Веэс запомнил этот момент как акт освобождения и начало немалых возможностей, хотя тогда еще не был ясен масштаб перемен, и никто не думал о кризисе, который приведет всю коммунистическую систему к коллапсу, и считалось, что идет процесс реформирования системы путем некоей «демократизации». Конечно, это была ошибка, как вскоре стало ясно, в каком направлении изменяется ситуация, и окончательно подтвердили пражские события. Но ошибка плодотворная: иллюзия демократических реформаторских процессов внутри системы породила другой процесс, подлинно критический, все дальше и дальше выходивший за рамки системы и, в конце концов, приведший к полному ее отрицанию. Иными словами, это была траектория, которая, в плане теории, вела от «критического марксизма» к «критике марксизма», а затем к «постмарксизму», переходящему в адекватный реальности свободный интеллектуальный поиск.

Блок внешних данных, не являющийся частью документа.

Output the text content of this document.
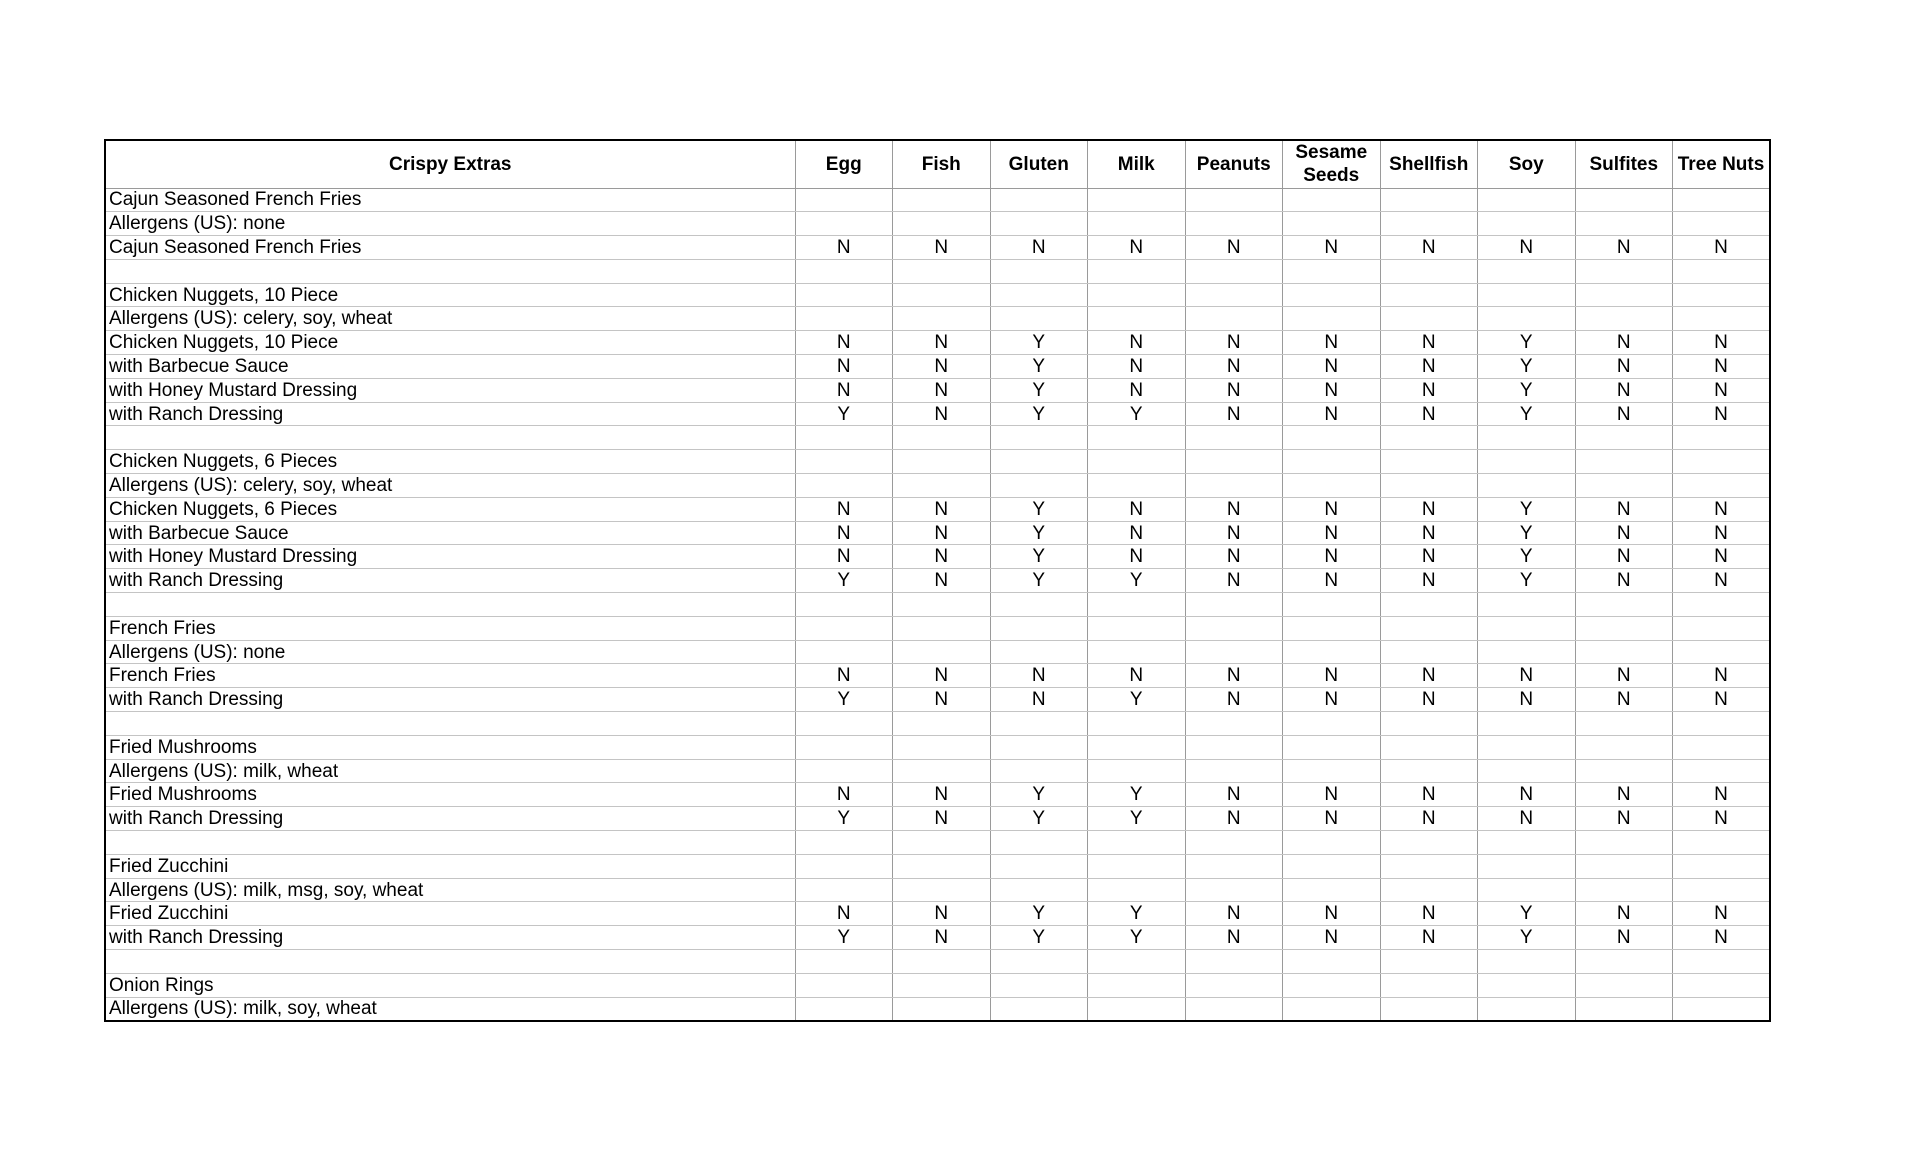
Crispy Extras	Egg	Fish	Gluten	Milk	Peanuts	Sesame Seeds	Shellfish	Soy	Sulfites	Tree Nuts
Cajun Seasoned French Fries										
Allergens (US): none										
Cajun Seasoned French Fries	N	N	N	N	N	N	N	N	N	N

Chicken Nuggets, 10 Piece										
Allergens (US): celery, soy, wheat										
Chicken Nuggets, 10 Piece	N	N	Y	N	N	N	N	Y	N	N
with Barbecue Sauce	N	N	Y	N	N	N	N	Y	N	N
with Honey Mustard Dressing	N	N	Y	N	N	N	N	Y	N	N
with Ranch Dressing	Y	N	Y	Y	N	N	N	Y	N	N

Chicken Nuggets, 6 Pieces										
Allergens (US): celery, soy, wheat										
Chicken Nuggets, 6 Pieces	N	N	Y	N	N	N	N	Y	N	N
with Barbecue Sauce	N	N	Y	N	N	N	N	Y	N	N
with Honey Mustard Dressing	N	N	Y	N	N	N	N	Y	N	N
with Ranch Dressing	Y	N	Y	Y	N	N	N	Y	N	N

French Fries										
Allergens (US): none										
French Fries	N	N	N	N	N	N	N	N	N	N
with Ranch Dressing	Y	N	N	Y	N	N	N	N	N	N

Fried Mushrooms										
Allergens (US): milk, wheat										
Fried Mushrooms	N	N	Y	Y	N	N	N	N	N	N
with Ranch Dressing	Y	N	Y	Y	N	N	N	N	N	N

Fried Zucchini										
Allergens (US): milk, msg, soy, wheat										
Fried Zucchini	N	N	Y	Y	N	N	N	Y	N	N
with Ranch Dressing	Y	N	Y	Y	N	N	N	Y	N	N

Onion Rings										
Allergens (US): milk, soy, wheat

Сейчас, вспоминая те события, Веэс задается вопросом, почему и на него подействовал «закрытый доклад» Хрущева? Ведь были же и другие разоблачения, куда более беспощадные и подробные по сравнению с тем, что получило название «культа личности Сталина» (или сталинизма). Разоблачения всей советской реальности -начиная с октября 1917 года до идей и действий Ленина, Троцкого и так далее - вплоть до критики марксизма. На этот вопрос он отвечает, что тогда был мало знаком с антикоммунистической литературой и антисоветскими свидетельствами (например, на тот момент еще не читал Кравченко13 ). Однако это не вполне состоятельный ответ. Дело в том, что он, как и многие другие, принадлежал к особой «культуре» со свойственной ей ограниченностью и запретами цензурного характера и, хуже, еще более серьезной мифологизацией и мистификацией. И так как она доминировала, к ней относились как к «прогрессивной», способной привести к социальному обновлению, которое было не по силам другим политическим культурам того времени, считавшимся маргинальным. Поэтому-то Веэс, никогда не бывший сталинистом (и не только по причине возраста), так радовался разоблачениям, которые изнутри его политической «культуры» взрывали невыносимо тягостную ситуацию и, казалось, обещали обновление.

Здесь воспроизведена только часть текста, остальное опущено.